Within its brick walls, a robust sense of community thrives thanks to exceptional teaching staff and administration, including two devoted teachers, Ms. Katie Jenner and Ms. Stephanie Armstead.
Together with their student body and community, they view Hoyne not merely as a place of learning, but as a “home away from home” for those connected to it.
“The kids, they’re like your kids. I know a lot of teachers say, ‘Oh my kids,’ but here, it’s really like that. You’re a part of their family and you have those close relationships with their parents and grandparents,” said Ms. Jenner, a sixth, seventh and eighth-grade science and math teacher. “That’s what makes our school so great.”
“Some of these kids, you are everything to them. You’re their mother, an aunt, counselor, sister, that relief that they get,” added Ms. Armstead, a second-grade teacher.
Hoyne teachers stay in close touch with the students’ parents and guardians and deeply understand their home lives. These relationships allow them to better understand the behaviors they display at school and how to mitigate troubles that affect their learning.
“Sometimes, the exterior things kids have to deal with when they leave the school can sometimes hinder their ability to always be successful,” said Ms. Jenner, a South Chicago native.

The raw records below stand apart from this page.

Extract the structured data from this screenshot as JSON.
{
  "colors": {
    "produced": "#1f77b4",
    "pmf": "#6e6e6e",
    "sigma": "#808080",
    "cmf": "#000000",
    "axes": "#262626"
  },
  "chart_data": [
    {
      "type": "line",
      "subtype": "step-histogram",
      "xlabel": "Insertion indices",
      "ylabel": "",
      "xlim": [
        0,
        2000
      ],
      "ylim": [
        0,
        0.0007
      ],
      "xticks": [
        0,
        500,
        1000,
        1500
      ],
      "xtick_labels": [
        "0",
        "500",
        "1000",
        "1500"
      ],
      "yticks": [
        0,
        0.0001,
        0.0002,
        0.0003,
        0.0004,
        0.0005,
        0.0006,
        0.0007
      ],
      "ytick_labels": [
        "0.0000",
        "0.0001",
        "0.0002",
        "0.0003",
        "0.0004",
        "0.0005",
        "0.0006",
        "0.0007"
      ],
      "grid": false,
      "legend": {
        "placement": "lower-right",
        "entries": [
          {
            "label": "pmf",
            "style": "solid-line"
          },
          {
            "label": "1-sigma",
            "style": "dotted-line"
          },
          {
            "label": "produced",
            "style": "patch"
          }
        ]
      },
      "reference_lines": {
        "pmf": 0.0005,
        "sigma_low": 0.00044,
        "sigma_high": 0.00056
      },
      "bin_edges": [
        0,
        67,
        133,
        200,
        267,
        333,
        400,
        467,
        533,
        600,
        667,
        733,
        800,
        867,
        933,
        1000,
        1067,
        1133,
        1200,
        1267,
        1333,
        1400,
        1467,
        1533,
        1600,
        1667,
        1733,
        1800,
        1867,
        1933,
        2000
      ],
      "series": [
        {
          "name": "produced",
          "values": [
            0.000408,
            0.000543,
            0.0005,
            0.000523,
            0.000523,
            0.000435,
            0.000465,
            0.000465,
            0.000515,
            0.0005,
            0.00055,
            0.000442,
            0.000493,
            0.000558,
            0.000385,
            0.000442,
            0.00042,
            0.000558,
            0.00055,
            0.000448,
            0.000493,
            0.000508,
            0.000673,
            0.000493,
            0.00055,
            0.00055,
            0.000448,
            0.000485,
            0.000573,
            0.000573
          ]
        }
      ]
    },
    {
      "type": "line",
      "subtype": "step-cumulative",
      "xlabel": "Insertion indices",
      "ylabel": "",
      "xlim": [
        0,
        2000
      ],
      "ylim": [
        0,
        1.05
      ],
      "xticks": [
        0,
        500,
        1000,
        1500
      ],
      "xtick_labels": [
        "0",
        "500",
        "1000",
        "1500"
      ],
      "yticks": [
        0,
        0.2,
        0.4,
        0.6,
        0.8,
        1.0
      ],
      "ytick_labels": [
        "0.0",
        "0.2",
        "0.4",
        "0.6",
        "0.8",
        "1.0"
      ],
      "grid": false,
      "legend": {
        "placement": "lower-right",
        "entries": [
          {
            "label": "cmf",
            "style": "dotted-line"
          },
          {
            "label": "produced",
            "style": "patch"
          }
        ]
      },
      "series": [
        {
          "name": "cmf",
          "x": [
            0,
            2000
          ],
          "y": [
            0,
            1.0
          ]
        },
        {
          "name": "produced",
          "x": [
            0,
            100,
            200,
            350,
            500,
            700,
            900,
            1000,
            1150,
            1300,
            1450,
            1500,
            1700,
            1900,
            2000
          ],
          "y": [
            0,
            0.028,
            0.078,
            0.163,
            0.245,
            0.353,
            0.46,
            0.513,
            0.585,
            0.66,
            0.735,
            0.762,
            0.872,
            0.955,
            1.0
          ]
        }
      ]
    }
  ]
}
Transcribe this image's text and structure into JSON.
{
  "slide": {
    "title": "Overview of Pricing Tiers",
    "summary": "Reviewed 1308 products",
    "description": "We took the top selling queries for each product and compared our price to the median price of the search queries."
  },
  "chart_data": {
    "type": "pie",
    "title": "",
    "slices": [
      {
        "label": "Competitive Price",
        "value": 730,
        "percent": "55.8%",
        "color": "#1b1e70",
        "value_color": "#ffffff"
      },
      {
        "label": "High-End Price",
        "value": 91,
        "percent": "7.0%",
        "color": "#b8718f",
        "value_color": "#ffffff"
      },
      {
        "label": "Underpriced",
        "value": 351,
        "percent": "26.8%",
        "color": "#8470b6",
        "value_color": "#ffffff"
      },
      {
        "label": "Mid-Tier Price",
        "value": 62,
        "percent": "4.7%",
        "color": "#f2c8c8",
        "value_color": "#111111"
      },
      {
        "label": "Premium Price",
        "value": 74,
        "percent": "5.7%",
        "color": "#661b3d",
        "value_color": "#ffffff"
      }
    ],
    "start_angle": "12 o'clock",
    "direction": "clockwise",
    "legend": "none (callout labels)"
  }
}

This is why South Chicago Neighborhood Network has focused on addressing trauma that kids experience in their neighborhood. As a part of the United Way of Metro Chicago’s Neighborhood Network Initiative, a group of community-based organizations developed a bold goal aimed at addressing a critical need in the community – reducing trauma-related crimes involving youth by 5 percent over the next decade.
Achieving that goal is a community affair. That’s why the bonds the teachers and families have built in South Chicago aren’t exclusively reserved for the students who attend Hoyne.